И потом шел по тропке в гору, и не было уже снега, и стояло лето, пусть еще прохладное, юное, но ветерок уже приносил запах трав и порой замирал на мгновение, упоенный их ароматами… И я смотрел на небо, и видел впереди залитый солнцем берег, и до него оставалось немного… И я шептал слова молитвы или те, что каждая женщина слышит, как молитву, и идти становилось легко, и дорога шла в гору, все выше и выше, и травы ласкались к ногам, и солнце заливало все пространство вокруг, и мне сделалось совсем тепло… И я поднялся на холм, и прошел мост, и еще один, и еще… И на душе стало спокойно, как бывало лишь в далеком-далеком детстве…
– Я тебя нашла. И ты – снова ушел. И – вернулся.
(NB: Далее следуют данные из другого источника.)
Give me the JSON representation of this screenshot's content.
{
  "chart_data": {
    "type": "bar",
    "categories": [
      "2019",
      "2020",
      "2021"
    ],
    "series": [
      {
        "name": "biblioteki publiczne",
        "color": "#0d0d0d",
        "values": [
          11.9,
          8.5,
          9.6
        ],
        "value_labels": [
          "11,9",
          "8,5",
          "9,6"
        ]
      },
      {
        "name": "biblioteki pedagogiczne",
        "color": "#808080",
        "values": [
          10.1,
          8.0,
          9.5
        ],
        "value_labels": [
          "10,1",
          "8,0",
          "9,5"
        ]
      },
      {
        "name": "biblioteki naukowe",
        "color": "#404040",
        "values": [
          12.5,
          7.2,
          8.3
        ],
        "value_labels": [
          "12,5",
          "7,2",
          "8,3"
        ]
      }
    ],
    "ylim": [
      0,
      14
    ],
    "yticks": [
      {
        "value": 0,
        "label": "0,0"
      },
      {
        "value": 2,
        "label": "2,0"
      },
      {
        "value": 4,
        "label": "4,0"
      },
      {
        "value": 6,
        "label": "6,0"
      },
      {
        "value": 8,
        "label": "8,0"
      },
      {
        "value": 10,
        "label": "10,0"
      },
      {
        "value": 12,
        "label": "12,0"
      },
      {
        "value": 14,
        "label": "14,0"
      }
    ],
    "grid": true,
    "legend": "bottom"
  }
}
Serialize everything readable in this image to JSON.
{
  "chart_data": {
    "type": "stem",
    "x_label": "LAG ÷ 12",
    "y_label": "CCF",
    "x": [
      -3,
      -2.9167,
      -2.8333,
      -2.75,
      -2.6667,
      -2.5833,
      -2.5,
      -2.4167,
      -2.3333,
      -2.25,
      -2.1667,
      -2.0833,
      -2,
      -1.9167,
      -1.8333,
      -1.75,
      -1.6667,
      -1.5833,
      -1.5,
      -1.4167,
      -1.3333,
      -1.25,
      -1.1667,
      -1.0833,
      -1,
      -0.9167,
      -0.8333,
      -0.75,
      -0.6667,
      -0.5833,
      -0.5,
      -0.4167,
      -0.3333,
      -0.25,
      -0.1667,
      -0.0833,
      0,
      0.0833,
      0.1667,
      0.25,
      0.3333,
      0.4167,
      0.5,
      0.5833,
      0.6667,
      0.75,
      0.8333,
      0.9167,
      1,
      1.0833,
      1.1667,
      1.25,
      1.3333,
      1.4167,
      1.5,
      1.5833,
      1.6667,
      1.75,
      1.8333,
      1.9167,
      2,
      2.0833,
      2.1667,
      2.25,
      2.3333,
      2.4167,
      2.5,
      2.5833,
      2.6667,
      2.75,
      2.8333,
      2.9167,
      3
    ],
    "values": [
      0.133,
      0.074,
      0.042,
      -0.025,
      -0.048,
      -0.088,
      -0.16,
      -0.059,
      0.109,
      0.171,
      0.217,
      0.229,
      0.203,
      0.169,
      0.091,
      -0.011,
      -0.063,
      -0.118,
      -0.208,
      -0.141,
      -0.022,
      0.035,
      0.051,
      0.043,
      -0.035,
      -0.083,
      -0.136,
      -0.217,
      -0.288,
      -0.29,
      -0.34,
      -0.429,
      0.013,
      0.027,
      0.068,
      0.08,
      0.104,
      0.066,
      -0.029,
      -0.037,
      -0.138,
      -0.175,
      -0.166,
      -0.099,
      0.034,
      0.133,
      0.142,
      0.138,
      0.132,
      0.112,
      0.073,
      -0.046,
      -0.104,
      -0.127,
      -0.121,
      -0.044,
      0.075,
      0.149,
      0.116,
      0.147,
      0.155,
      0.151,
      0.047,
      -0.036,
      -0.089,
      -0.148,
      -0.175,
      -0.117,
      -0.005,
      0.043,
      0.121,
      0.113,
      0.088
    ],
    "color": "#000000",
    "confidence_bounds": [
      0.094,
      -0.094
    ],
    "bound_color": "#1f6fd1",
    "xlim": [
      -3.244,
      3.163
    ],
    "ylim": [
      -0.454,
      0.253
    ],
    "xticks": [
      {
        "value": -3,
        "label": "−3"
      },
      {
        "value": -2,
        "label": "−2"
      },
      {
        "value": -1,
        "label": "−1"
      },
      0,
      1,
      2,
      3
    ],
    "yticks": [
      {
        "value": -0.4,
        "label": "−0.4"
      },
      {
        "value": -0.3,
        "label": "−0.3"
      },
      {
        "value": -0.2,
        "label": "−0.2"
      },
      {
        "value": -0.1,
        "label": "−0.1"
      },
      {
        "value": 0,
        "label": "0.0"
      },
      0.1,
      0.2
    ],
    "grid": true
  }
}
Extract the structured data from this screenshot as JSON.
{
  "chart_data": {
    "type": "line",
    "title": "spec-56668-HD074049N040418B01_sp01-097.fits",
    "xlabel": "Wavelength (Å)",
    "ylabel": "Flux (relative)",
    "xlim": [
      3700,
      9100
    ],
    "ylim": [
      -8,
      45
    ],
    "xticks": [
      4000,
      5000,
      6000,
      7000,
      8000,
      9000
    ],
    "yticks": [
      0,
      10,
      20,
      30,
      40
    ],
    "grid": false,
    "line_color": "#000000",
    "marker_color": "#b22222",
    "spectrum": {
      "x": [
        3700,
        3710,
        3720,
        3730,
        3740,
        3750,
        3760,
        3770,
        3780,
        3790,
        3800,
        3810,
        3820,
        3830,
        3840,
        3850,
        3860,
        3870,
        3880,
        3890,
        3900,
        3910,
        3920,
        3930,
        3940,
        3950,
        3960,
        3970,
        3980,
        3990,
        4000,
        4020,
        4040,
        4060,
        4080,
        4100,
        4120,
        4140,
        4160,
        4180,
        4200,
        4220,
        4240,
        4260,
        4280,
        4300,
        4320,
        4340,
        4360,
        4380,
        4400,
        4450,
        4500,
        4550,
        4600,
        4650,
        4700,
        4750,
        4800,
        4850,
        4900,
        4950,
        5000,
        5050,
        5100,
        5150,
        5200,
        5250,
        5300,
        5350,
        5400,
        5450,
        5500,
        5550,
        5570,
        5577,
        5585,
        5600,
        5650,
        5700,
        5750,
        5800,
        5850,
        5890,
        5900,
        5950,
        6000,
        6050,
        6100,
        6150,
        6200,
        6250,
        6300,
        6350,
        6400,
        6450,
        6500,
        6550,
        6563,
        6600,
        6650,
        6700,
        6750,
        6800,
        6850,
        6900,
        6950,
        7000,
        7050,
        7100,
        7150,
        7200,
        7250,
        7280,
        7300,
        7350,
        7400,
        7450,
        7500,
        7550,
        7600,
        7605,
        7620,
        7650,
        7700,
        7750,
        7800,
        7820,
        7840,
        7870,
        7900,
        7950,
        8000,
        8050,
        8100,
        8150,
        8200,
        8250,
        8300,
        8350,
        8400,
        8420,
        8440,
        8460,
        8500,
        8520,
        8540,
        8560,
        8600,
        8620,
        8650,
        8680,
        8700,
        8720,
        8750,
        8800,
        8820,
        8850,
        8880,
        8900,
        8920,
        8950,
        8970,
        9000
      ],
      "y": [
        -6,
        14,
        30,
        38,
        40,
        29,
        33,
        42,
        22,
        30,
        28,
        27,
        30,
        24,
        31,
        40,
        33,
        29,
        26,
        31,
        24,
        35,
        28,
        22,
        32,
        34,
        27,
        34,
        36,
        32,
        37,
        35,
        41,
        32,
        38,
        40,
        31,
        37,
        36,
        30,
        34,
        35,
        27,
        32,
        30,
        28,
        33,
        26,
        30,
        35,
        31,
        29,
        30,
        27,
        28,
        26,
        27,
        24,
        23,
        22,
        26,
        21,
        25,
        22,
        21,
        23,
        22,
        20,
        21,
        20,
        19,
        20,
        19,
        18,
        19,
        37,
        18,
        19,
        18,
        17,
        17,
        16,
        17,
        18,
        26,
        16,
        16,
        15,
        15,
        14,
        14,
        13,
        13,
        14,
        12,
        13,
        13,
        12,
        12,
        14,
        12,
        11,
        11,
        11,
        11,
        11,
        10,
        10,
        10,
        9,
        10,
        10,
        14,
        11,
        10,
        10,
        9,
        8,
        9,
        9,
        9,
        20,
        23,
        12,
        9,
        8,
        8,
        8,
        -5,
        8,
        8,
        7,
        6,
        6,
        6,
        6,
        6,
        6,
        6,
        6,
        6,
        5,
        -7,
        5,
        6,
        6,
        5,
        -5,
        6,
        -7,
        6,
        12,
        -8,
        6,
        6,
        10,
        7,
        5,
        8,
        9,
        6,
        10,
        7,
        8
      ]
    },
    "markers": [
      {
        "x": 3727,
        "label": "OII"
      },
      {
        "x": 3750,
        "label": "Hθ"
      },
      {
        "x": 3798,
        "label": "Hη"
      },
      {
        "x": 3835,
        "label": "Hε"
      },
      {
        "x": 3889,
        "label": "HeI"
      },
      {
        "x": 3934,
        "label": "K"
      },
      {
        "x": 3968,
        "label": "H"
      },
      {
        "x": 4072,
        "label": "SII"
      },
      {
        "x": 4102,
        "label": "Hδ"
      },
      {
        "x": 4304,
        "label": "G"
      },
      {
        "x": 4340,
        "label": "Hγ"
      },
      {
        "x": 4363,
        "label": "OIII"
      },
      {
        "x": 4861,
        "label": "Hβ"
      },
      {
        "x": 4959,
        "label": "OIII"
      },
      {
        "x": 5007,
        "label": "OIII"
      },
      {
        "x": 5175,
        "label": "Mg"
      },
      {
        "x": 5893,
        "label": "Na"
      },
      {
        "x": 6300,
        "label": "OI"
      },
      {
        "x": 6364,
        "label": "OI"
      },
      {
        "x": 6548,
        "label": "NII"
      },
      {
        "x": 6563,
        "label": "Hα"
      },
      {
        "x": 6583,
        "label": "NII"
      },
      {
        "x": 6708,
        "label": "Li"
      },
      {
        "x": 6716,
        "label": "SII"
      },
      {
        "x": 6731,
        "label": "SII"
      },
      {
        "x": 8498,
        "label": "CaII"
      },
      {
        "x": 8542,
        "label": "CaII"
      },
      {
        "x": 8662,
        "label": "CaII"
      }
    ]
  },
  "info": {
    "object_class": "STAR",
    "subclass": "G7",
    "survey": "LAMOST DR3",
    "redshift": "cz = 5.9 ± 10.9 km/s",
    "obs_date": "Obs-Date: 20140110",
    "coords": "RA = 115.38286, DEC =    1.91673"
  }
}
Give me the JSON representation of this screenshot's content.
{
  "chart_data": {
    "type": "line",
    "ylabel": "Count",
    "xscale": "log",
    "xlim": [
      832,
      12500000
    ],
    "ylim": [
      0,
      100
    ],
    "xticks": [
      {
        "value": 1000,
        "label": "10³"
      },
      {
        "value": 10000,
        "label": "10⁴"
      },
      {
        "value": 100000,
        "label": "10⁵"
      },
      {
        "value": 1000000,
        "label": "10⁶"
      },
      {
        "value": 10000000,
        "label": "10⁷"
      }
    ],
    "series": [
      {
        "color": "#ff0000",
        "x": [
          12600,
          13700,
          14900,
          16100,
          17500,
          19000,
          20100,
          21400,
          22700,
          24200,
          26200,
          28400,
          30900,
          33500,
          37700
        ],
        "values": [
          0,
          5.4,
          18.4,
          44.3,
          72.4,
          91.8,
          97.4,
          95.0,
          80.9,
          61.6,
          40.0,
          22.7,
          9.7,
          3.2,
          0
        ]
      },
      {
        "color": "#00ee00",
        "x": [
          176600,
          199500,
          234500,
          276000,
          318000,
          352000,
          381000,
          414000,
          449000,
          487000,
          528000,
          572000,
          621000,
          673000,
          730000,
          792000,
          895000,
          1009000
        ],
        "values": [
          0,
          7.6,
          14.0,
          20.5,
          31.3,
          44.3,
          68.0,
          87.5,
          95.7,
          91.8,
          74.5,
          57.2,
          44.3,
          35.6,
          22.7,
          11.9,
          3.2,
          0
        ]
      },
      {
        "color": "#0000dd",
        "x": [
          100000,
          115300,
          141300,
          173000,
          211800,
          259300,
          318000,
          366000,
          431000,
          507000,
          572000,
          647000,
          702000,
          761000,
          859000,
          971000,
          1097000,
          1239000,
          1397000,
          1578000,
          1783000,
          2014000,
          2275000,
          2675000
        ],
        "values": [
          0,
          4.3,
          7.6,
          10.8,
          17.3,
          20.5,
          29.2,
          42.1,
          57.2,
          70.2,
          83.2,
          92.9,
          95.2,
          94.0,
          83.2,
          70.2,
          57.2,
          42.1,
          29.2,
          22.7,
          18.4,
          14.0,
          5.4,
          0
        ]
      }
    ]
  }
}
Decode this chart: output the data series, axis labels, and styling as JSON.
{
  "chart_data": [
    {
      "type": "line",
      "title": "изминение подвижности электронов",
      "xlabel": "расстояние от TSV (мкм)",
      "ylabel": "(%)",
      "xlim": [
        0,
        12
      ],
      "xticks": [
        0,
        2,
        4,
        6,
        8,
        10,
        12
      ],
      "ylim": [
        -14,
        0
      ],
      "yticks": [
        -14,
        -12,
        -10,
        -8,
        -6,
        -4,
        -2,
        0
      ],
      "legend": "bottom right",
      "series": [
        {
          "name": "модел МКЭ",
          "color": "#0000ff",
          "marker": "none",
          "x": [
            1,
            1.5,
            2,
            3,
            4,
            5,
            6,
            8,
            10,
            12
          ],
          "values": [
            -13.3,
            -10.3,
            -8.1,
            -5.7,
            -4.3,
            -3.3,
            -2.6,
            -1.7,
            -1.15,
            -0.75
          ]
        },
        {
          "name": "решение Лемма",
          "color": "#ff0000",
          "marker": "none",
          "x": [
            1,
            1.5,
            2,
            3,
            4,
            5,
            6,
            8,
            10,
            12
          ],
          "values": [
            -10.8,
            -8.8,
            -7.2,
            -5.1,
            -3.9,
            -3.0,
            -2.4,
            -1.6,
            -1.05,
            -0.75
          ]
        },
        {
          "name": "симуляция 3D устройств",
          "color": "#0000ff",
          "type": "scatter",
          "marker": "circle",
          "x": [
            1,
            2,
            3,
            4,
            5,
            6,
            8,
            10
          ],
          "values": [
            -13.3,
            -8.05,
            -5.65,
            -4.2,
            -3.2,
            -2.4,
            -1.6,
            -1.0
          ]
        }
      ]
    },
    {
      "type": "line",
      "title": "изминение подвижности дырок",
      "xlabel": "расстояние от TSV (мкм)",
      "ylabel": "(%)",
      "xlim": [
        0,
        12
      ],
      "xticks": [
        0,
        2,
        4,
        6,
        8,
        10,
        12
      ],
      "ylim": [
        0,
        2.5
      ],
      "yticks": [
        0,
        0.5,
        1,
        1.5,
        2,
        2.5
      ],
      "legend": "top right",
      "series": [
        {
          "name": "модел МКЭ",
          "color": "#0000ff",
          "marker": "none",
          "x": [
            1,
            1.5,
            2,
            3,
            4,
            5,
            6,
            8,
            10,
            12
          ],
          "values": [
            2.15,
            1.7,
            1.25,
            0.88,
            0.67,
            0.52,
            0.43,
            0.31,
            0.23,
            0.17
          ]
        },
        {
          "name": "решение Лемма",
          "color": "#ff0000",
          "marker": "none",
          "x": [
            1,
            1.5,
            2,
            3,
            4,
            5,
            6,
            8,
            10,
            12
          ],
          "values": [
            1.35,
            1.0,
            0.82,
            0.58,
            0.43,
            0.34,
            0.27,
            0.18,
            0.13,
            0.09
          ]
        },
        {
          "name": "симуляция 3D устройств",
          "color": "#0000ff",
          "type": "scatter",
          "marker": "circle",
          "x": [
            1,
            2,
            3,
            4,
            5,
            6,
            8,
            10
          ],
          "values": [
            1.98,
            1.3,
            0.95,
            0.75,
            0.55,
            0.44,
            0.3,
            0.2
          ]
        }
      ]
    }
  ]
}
И я сидела в этом темном городе, и боялась, и чувствовала, что ты вот-вот пропадешь… Совсем пропадешь, как пропадает скрытый водой берег, как начертанное на песке слово «люблю», столь важное для двоих, вмещающее в себя все прежнее, случившееся с людьми, и все, что будет или не будет с ними, – смывается случайной волной, и нет уже ничего, кроме воды и песка… И остается только верить, что и земля, и небо, и море запомнили это слово и сумеют повторить его другим – в плеске волн, в шелесте трав, в шепоте ветра… И жизнь не окончится никогда.
…И я – открыл глаза. Надо мною склонилась Аня, она гладила мои щеки и повторяла бесконечно:
– Я тебя нашла. Я снова тебя нашла! И я тебя люблю!
Стояло ясное солнечное утро. Оказывается, я проспал на побережье всю ночь.
– Почему ты не пришел вчера?
– Мне не хотелось вам мешать.
– Глупый… Да и я тоже… Вчера встретилась с папой и с братом… И не было только тебя… Но я отчего-то подумала, что ты вернешься только утром… И сама уснула… А сегодня пошла тебя разыскивать. И – нашла. И не сразу тебя разбудила. Мне было жалко тебя будить. Ты улыбался во сне. Почему ты уснул здесь?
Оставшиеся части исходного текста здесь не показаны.